Why was Safe Harbor challenged?

The case was brought about by privacy campaigner Max Schrems following the Snowden revelations.  Mr Schrems had a Facebook account with the European arm of Facebook, headquartered in Ireland.  Facebook shared data with its US counterpart and Schrems objected as he was concerned that US security services would get access to his personal data.  He requested that the Irish Data Protection Commission audit material that Facebook might be passing on. The Commission declined to do this because it said that the export of the personal data was permissible under Safe Harbour.  The matter therefore went to the ECJ.  Schrems argued that since Facebook data was subject to mass surveillance by US intelligence agencies, Safe Harbour did not offer an adequate level of protection.

The ECJ decision follows a legal opinion from Advocate General Yves Bots, an advisor to the court, arguing Safe Harbour should be struck down. "The surveillance carried out by the United States intelligence services is mass, indiscriminate surveillance," Bots said. "In those circumstances, a third country cannot in any event be regarded as ensuring an adequate level of protection."

Consequences of the ruling?

Personal data should no longer be transferred to US firms solely on the basis that they are Safe Harbour certified. Although the Schrems case arose from a complaint about Facebook it applies to all transfers of personal data to the US under Safe Harbour and has far-reaching consequences - thousands of businesses rely on Safe Harbour as a means of moving information to the US from Europe and companies will now have to look to putting replacement measures in place.

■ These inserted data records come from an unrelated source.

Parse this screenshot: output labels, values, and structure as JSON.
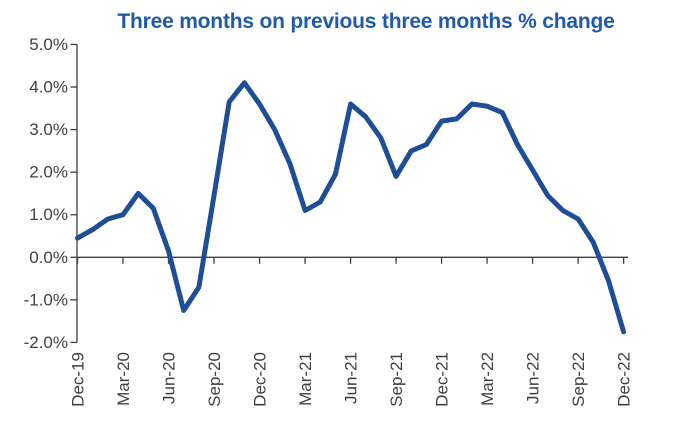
{
  "chart_data": {
    "type": "line",
    "title": "Three months on previous three months % change",
    "categories": [
      "Dec-19",
      "Jan-20",
      "Feb-20",
      "Mar-20",
      "Apr-20",
      "May-20",
      "Jun-20",
      "Jul-20",
      "Aug-20",
      "Sep-20",
      "Oct-20",
      "Nov-20",
      "Dec-20",
      "Jan-21",
      "Feb-21",
      "Mar-21",
      "Apr-21",
      "May-21",
      "Jun-21",
      "Jul-21",
      "Aug-21",
      "Sep-21",
      "Oct-21",
      "Nov-21",
      "Dec-21",
      "Jan-22",
      "Feb-22",
      "Mar-22",
      "Apr-22",
      "May-22",
      "Jun-22",
      "Jul-22",
      "Aug-22",
      "Sep-22",
      "Oct-22",
      "Nov-22",
      "Dec-22"
    ],
    "values": [
      0.45,
      0.65,
      0.9,
      1.0,
      1.5,
      1.15,
      0.15,
      -1.25,
      -0.7,
      1.45,
      3.65,
      4.1,
      3.6,
      3.0,
      2.2,
      1.1,
      1.3,
      1.95,
      3.6,
      3.3,
      2.8,
      1.9,
      2.5,
      2.65,
      3.2,
      3.25,
      3.6,
      3.55,
      3.4,
      2.65,
      2.05,
      1.45,
      1.1,
      0.9,
      0.35,
      -0.55,
      -1.75
    ],
    "x_tick_labels": [
      "Dec-19",
      "Mar-20",
      "Jun-20",
      "Sep-20",
      "Dec-20",
      "Mar-21",
      "Jun-21",
      "Sep-21",
      "Dec-21",
      "Mar-22",
      "Jun-22",
      "Sep-22",
      "Dec-22"
    ],
    "y_tick_labels": [
      "5.0%",
      "4.0%",
      "3.0%",
      "2.0%",
      "1.0%",
      "0.0%",
      "-1.0%",
      "-2.0%"
    ],
    "xlabel": "",
    "ylabel": "",
    "ylim": [
      -2.0,
      5.0
    ],
    "grid": false,
    "legend": false,
    "zero_baseline": true,
    "colors": {
      "line": "#1F4E99",
      "title": "#1F5BA9",
      "axis": "#3F3F3F",
      "tick_text": "#404040",
      "background": "#FFFFFF"
    }
  }
}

The ruling affects both businesses with operations in the US and businesses who use third party services provided from the US particularly where cloud computing or SaaS is used.

The court judgement does not give firms a grace period to revise their arrangements for transfer of personal data to the US.  However, the UK Information Commissioner’s Office has stated today that it recognises that it will take businesses some time to review their compliance with the law and as such is unlikely to take enforcement action immediately.

There are other options for ensuring compliance, however whilst it would technically be possible to use other mechanisms such as approved contractual clauses to legitimise the transfer they are likely to be vulnerable to similar arguments as those made in this case and as such, while they may work as an interim measure, they are unlikely to provide long term protection.  Businesses could legitimise the transfer of data from the EU to America by directly seeking the consent of the data subject. However, this could be extremely difficult to do retrospectively in respect of data which has already been transferred. Also, consent can also be withdrawn at any time which gives rise to practical difficulties in relying on it.

The EU and the US have been in negotiations for some time in relation to an updated Safe Harbour system.  This ruling may impact on those negotiations. The EU has said it would only finalise the agreement if Europeans are given the right to sue US companies in American courts for misusing their data. The US seemed ready to agree, but it is possible that its politicians will retaliate against the ECJ's ruling by refusing to grant the privilege.

The European Commission and national regulators are holding emergency meetings to consider their response.  The European Commission is giving a press conference later today and we await their explanation on how it plans to react to the ruling.

Expert Opinion
“This decision opens up a huge can of worms for businesses who trade with the US or even those who just have cloud solutions with US providers. The Commission needs to act quickly to come up with a workable alternative to minimise interruption to potentially thousands of businesses in the UK.”